Est canadien

Au-delà du vin de glace

Texte: Ursula Heinzelmann, Photos: iStock / franckreporter, www.winebc.org, Brad J. Bergslien, Kevin Trowbridge, Henry Georgi

Le voyage commence au Québec. En dépit de la culture francophone du vin qui y règne, les vignes sont rares et il faut savoir où chercher les vins les plus intéressants. Et ce pour une bonne raison: tandis que l’Ontario se trouve au milieu de la zone dite de climat frais due au réchauffement climatique et offre des vins assez élancés, le Québec, dépourvu de grands lacs permettant de réguler la température, fait plutôt figure de région froide. Les vignerons québécois doivent donc dénicher des microclimats et développer des stratégies pour protéger leurs vignes du gel. La Belle Province possède, malgré tout, une Route des Vins et de nombreuses curiosités. 

 

Cépages hybrides en force 

Première découverte: les variétés hybrides résistent mieux au froid que les Vitis vinifera classiques et peuvent donner des vins impressionnants. Le Domaine Les Brome occupe la retraite de Léon Courville, jeune septuagénaire aux sourcils gris ébouriffés. Cet ancien économiste et banquier montréalais a planté ses premiers ceps en 1999. A la tête de vingt hectares, il fait aujourd’hui plus que jamais figure de pionnier audacieux dans son ancienne grange réaménagée. L’hiver, le thermomètre chute brutalement à –25 °C et la vigne n’a pas le temps de s’acclimater. Elle est donc taillée juste après les vendanges, puis buttée et recouverte de géotextile et de paille, à l’exception des vignes de St Pépin! Cet hybride s’est retrouvé par hasard au domaine Les Brome, mais a vite séduit propriétaire et consommateurs. Il donne des vins aromatiques tantôt frais et juteux aux arômes de pomme, tantôt épicés aux accents d’umami.
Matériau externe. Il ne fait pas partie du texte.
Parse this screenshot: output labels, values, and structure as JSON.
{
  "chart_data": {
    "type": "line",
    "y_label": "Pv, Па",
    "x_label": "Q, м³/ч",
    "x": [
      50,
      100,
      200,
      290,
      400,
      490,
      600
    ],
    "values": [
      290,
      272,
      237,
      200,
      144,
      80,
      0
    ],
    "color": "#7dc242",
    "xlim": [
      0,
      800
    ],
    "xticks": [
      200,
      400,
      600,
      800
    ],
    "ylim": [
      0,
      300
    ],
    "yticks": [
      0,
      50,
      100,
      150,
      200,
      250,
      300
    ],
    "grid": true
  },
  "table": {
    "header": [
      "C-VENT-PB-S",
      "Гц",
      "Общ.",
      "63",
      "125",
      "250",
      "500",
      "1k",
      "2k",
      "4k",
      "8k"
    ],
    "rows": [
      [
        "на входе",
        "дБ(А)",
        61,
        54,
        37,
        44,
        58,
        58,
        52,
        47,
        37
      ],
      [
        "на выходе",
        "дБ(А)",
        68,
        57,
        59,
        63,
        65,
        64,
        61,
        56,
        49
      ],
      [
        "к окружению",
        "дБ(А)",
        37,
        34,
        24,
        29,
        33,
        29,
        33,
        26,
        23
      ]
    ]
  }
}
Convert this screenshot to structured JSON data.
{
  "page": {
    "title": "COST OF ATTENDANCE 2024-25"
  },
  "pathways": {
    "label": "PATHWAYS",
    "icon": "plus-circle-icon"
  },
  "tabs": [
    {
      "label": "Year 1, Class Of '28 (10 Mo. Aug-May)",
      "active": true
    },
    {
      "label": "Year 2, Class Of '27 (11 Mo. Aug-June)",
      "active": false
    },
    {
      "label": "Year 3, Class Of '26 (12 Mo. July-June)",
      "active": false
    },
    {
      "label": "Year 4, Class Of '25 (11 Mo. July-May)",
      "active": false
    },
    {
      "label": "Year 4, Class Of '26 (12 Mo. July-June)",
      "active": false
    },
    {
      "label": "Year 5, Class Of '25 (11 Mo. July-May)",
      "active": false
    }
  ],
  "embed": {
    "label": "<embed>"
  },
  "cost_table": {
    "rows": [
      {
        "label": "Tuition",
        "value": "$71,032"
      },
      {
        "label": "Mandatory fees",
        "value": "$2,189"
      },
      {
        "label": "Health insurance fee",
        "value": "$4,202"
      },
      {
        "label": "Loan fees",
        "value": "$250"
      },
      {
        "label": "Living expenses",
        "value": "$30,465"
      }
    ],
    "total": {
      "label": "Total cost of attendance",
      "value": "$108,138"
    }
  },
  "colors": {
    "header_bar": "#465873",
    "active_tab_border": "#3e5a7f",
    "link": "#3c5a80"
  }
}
Deuxième découverte: la Vitis vinifera s’accommode aussi du froid québécois, dès lors qu’elle est plantée au bon endroit et selon les bonnes méthodes. Léon Courville le montre avec un Riesling vigoureux aux notes fumées, mais aussi aussi avec Coteau Rougemont, un ancien verger, qui abrite 26 hectares de vigne depuis 2010 (tout est très récent ici). «Nous devons travailler avec la topographie», indique le maître de chai Patrick Fournier. En 2015, il met pour la première fois un Pinot Gris pur en bouteille: notes fumées de Vermouth, ferme et élancé. «J’ai longtemps lutté contre la météo en hiver», déclare-t-il, «mais j’ai compris que l’on doit composer avec elle. Nous écrivons sur une page vierge, la viticulture n’est professionnelle que depuis une dizaine d’années.» Au Domaine St. Jacques, le fondateur Yvan Quirion, un ingénieur de Montréal aux tempes grisonnantes, nous sert, à côté de différents (très bons!) vins issus de cépages hybrides, son Pinot Noir 2015: soyeux, parfum de cerise et robe claire. 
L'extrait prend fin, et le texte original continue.